Is America coming to the point where people can no longer support what they believe in without fearing backlash? Peter Sprigg, senior fellow at Family Research Council, answers this and more, on CBN Newswatch, April 4.
After Eich's promotion to the position last week, a public outcry began, and employees took to social media to call for his ouster, all because of a donation he made in support of California's Proposition 8, a constitutional amendment that defined marriage as between one man and one woman in effect outlawing same-sex marriages.
Six years ago Brendan Eich gave $1,000 dollars to the campaign working to pass the measure banning gay marriages in California. The Supreme Court overturned Prop 8 last year, but Eich's donation to the cause led to widespread criticism of his role at Mozilla.
In a blog on Thursday, Mitchell Baker, executive chairwoman of the Mozilla Foundation, which owns the company, announced that Eich chose to "step down."
"I have decided to resign as CEO effective today, April 3rd and leave Mozilla. Our mission is bigger than any one of us, and under the present circumstances, I cannot be an effective leader. I will be taking time before I decide what to do next," Eich said.

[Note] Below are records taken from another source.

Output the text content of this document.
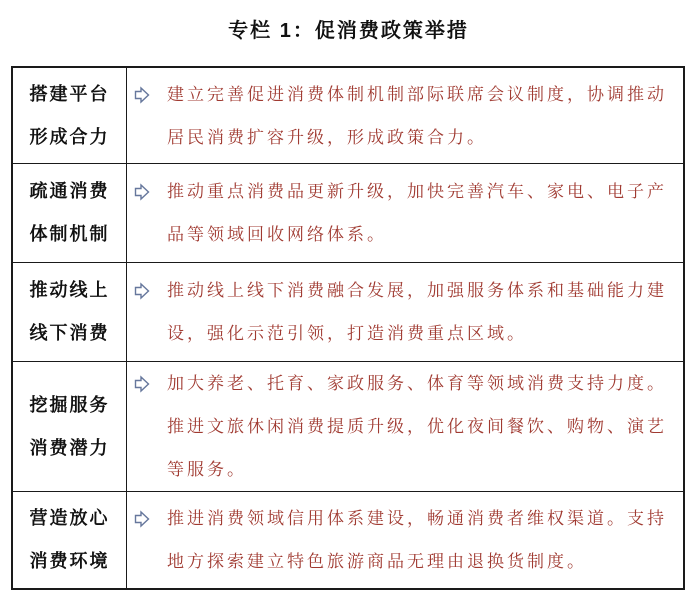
专栏 1：促消费政策举措
搭建平台
形成合力

建立完善促进消费体制机制部际联席会议制度，协调推动居民消费扩容升级，形成政策合力。

疏通消费
体制机制

推动重点消费品更新升级，加快完善汽车、家电、电子产品等领域回收网络体系。

推动线上
线下消费

推动线上线下消费融合发展，加强服务体系和基础能力建设，强化示范引领，打造消费重点区域。

挖掘服务
消费潜力

加大养老、托育、家政服务、体育等领域消费支持力度。推进文旅休闲消费提质升级，优化夜间餐饮、购物、演艺等服务。

营造放心
消费环境

推进消费领域信用体系建设，畅通消费者维权渠道。支持地方探索建立特色旅游商品无理由退换货制度。
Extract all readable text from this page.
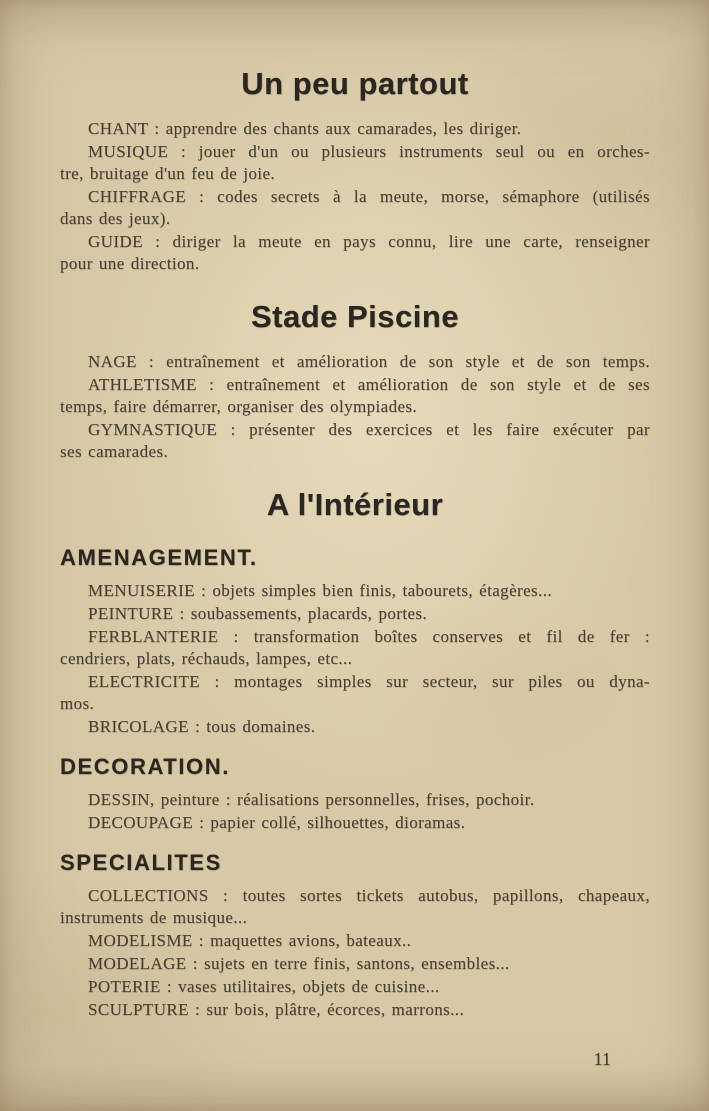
Un peu partout
CHANT : apprendre des chants aux camarades, les diriger.
MUSIQUE : jouer d'un ou plusieurs instruments seul ou en orches-
tre, bruitage d'un feu de joie.
CHIFFRAGE : codes secrets à la meute, morse, sémaphore (utilisés
dans des jeux).
GUIDE : diriger la meute en pays connu, lire une carte, renseigner
pour une direction.
Stade Piscine
NAGE : entraînement et amélioration de son style et de son temps.
ATHLETISME : entraînement et amélioration de son style et de ses
temps, faire démarrer, organiser des olympiades.
GYMNASTIQUE : présenter des exercices et les faire exécuter par
ses camarades.
A l'Intérieur
AMENAGEMENT.
MENUISERIE : objets simples bien finis, tabourets, étagères...
PEINTURE : soubassements, placards, portes.
FERBLANTERIE : transformation boîtes conserves et fil de fer :
cendriers, plats, réchauds, lampes, etc...
ELECTRICITE : montages simples sur secteur, sur piles ou dyna-
mos.
BRICOLAGE : tous domaines.
DECORATION.
DESSIN, peinture : réalisations personnelles, frises, pochoir.
DECOUPAGE : papier collé, silhouettes, dioramas.
SPECIALITES
COLLECTIONS : toutes sortes tickets autobus, papillons, chapeaux,
instruments de musique...
MODELISME : maquettes avions, bateaux..
MODELAGE : sujets en terre finis, santons, ensembles...
POTERIE : vases utilitaires, objets de cuisine...
SCULPTURE : sur bois, plâtre, écorces, marrons...
11
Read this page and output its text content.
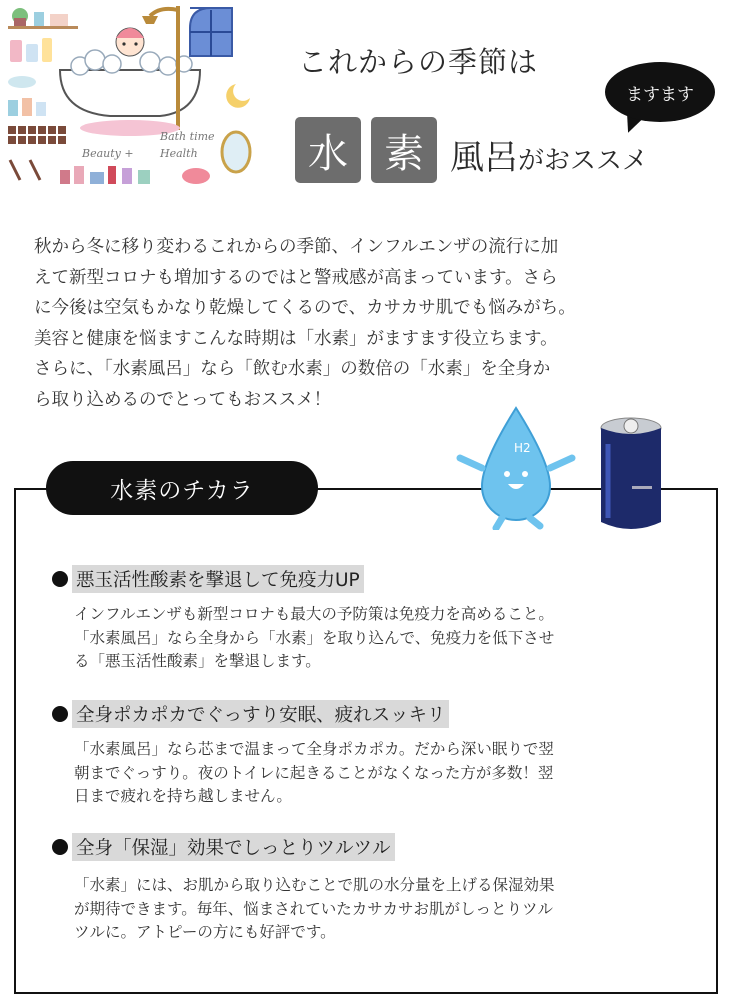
Bath time
Beauty + Health
これからの季節は
ますます
水 素 風呂がおススメ
秋から冬に移り変わるこれからの季節、インフルエンザの流行に加
えて新型コロナも増加するのではと警戒感が高まっています。さら
に今後は空気もかなり乾燥してくるので、カサカサ肌でも悩みがち。
美容と健康を悩ますこんな時期は「水素」がますます役立ちます。
さらに、「水素風呂」なら「飲む水素」の数倍の「水素」を全身か
ら取り込めるのでとってもおススメ！
水素のチカラ
H2
悪玉活性酸素を撃退して免疫力UP
インフルエンザも新型コロナも最大の予防策は免疫力を高めること。
「水素風呂」なら全身から「水素」を取り込んで、免疫力を低下させ
る「悪玉活性酸素」を撃退します。
全身ポカポカでぐっすり安眠、疲れスッキリ
「水素風呂」なら芯まで温まって全身ポカポカ。だから深い眠りで翌
朝までぐっすり。夜のトイレに起きることがなくなった方が多数！翌
日まで疲れを持ち越しません。
全身「保湿」効果でしっとりツルツル
「水素」には、お肌から取り込むことで肌の水分量を上げる保湿効果
が期待できます。毎年、悩まされていたカサカサお肌がしっとりツル
ツルに。アトピーの方にも好評です。
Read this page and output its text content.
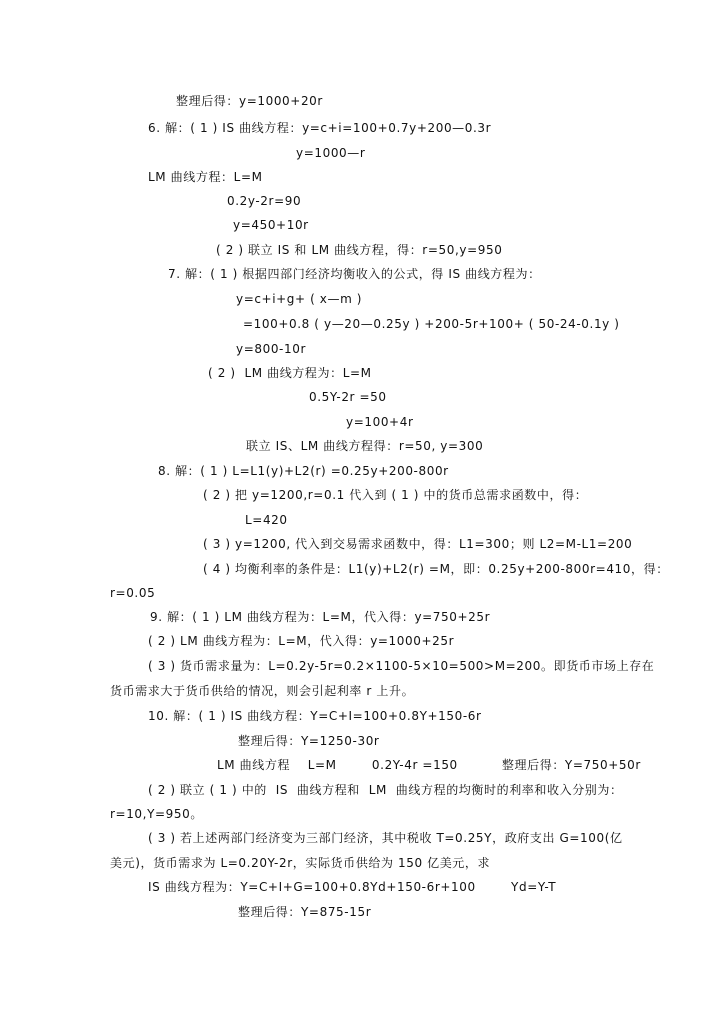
整理后得：y=1000+20r
6. 解：( 1 ) IS 曲线方程：y=c+i=100+0.7y+200—0.3r
y=1000—r
LM 曲线方程：L=M
0.2y-2r=90
y=450+10r
( 2 ) 联立 IS 和 LM 曲线方程，得：r=50,y=950
7. 解：( 1 ) 根据四部门经济均衡收入的公式，得 IS 曲线方程为：
y=c+i+g+ ( x—m )
=100+0.8 ( y—20—0.25y ) +200-5r+100+ ( 50-24-0.1y )
y=800-10r
( 2 )  LM 曲线方程为：L=M
0.5Y-2r =50
y=100+4r
联立 IS、LM 曲线方程得：r=50, y=300
8. 解：( 1 ) L=L1(y)+L2(r) =0.25y+200-800r
( 2 ) 把 y=1200,r=0.1 代入到 ( 1 ) 中的货币总需求函数中，得：
L=420
( 3 ) y=1200, 代入到交易需求函数中，得：L1=300；则 L2=M-L1=200
( 4 ) 均衡利率的条件是：L1(y)+L2(r) =M，即：0.25y+200-800r=410，得：
r=0.05
9. 解：( 1 ) LM 曲线方程为：L=M，代入得：y=750+25r
( 2 ) LM 曲线方程为：L=M，代入得：y=1000+25r
( 3 ) 货币需求量为：L=0.2y-5r=0.2×1100-5×10=500>M=200。即货币市场上存在
货币需求大于货币供给的情况，则会引起利率 r 上升。
10. 解：( 1 ) IS 曲线方程：Y=C+I=100+0.8Y+150-6r
整理后得：Y=1250-30r
LM 曲线方程    L=M        0.2Y-4r =150          整理后得：Y=750+50r
( 2 ) 联立 ( 1 ) 中的  IS  曲线方程和  LM  曲线方程的均衡时的利率和收入分别为：
r=10,Y=950。
( 3 ) 若上述两部门经济变为三部门经济，其中税收 T=0.25Y，政府支出 G=100(亿
美元)，货币需求为 L=0.20Y-2r，实际货币供给为 150 亿美元，求
IS 曲线方程为：Y=C+I+G=100+0.8Yd+150-6r+100        Yd=Y-T
整理后得：Y=875-15r
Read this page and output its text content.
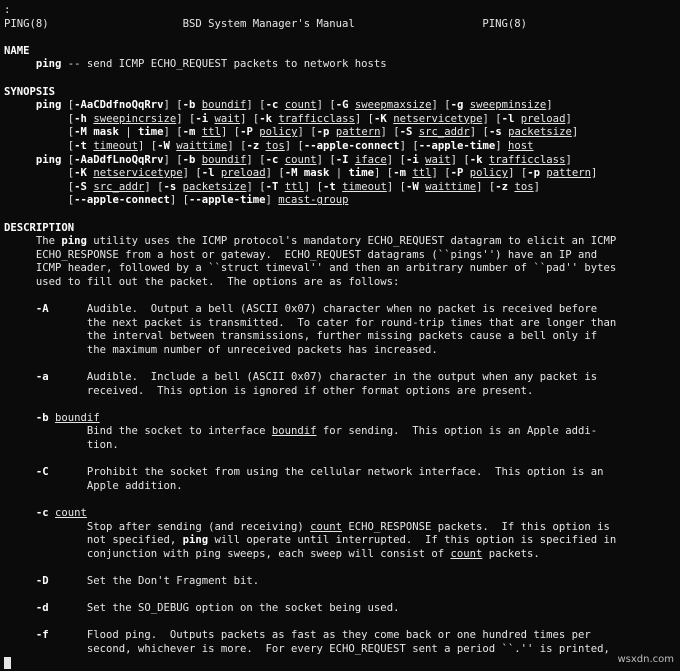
:
PING(8)	BSD System Manager's Manual	PING(8)
NAME
ping -- send ICMP ECHO_REQUEST packets to network hosts
SYNOPSIS
ping [-AaCDdfnoQqRrv] [-b boundif] [-c count] [-G sweepmaxsize] [-g sweepminsize]
[-h sweepincrsize] [-i wait] [-k trafficclass] [-K netservicetype] [-l preload]
[-M mask | time] [-m ttl] [-P policy] [-p pattern] [-S src_addr] [-s packetsize]
[-t timeout] [-W waittime] [-z tos] [--apple-connect] [--apple-time] host
ping [-AaDdfLnoQqRrv] [-b boundif] [-c count] [-I iface] [-i wait] [-k trafficclass]
[-K netservicetype] [-l preload] [-M mask | time] [-m ttl] [-P policy] [-p pattern]
[-S src_addr] [-s packetsize] [-T ttl] [-t timeout] [-W waittime] [-z tos]
[--apple-connect] [--apple-time] mcast-group
DESCRIPTION
The ping utility uses the ICMP protocol's mandatory ECHO_REQUEST datagram to elicit an ICMP
ECHO_RESPONSE from a host or gateway.  ECHO_REQUEST datagrams (``pings'') have an IP and
ICMP header, followed by a ``struct timeval'' and then an arbitrary number of ``pad'' bytes
used to fill out the packet.  The options are as follows:
-A      Audible.  Output a bell (ASCII 0x07) character when no packet is received before
the next packet is transmitted.  To cater for round-trip times that are longer than
the interval between transmissions, further missing packets cause a bell only if
the maximum number of unreceived packets has increased.
-a      Audible.  Include a bell (ASCII 0x07) character in the output when any packet is
received.  This option is ignored if other format options are present.
-b boundif
Bind the socket to interface boundif for sending.  This option is an Apple addi-
tion.
-C      Prohibit the socket from using the cellular network interface.  This option is an
Apple addition.
-c count
Stop after sending (and receiving) count ECHO_RESPONSE packets.  If this option is
not specified, ping will operate until interrupted.  If this option is specified in
conjunction with ping sweeps, each sweep will consist of count packets.
-D      Set the Don't Fragment bit.
-d      Set the SO_DEBUG option on the socket being used.
-f      Flood ping.  Outputs packets as fast as they come back or one hundred times per
second, whichever is more.  For every ECHO_REQUEST sent a period ``.'' is printed,
wsxdn.com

The resignation followed Eich's initial statement that he was the right choice for the position and Mozilla's backing was the best strategic move for the company.
"I don't think it's good for my integrity or Mozilla's integrity to be pressured into changing a position," Eich said in an interview earlier this week. "If Mozilla became more exclusive and required more litmus tests, I think that would be a mistake that would lead to a much smaller Mozilla, a much more fragmented Mozilla."
Eich even argued that by attacking his beliefs, critics threatened the survival of Mozilla.
"If Mozilla cannot continue to operate according to its principles of inclusiveness, where you can work on the mission no matter what your background or other beliefs, I think we'll probably fail," he said.
But Baker apologized for the promotion in the recent blog, adding that their lack of action after the controversy first surfaced didn't meet expectation of customers.
"We know why people are hurt and angry, and they are right: it's because we haven't stayed true to ourselves," Baker said. "We didn't act like you'd expect Mozilla to act. We didn't move fast enough to engage with people once the controversy started. We're sorry. We must do better."
Mozilla has since stated it believes both in equality and freedom of speech and that "figuring out how to stand for both at the same time can be hard."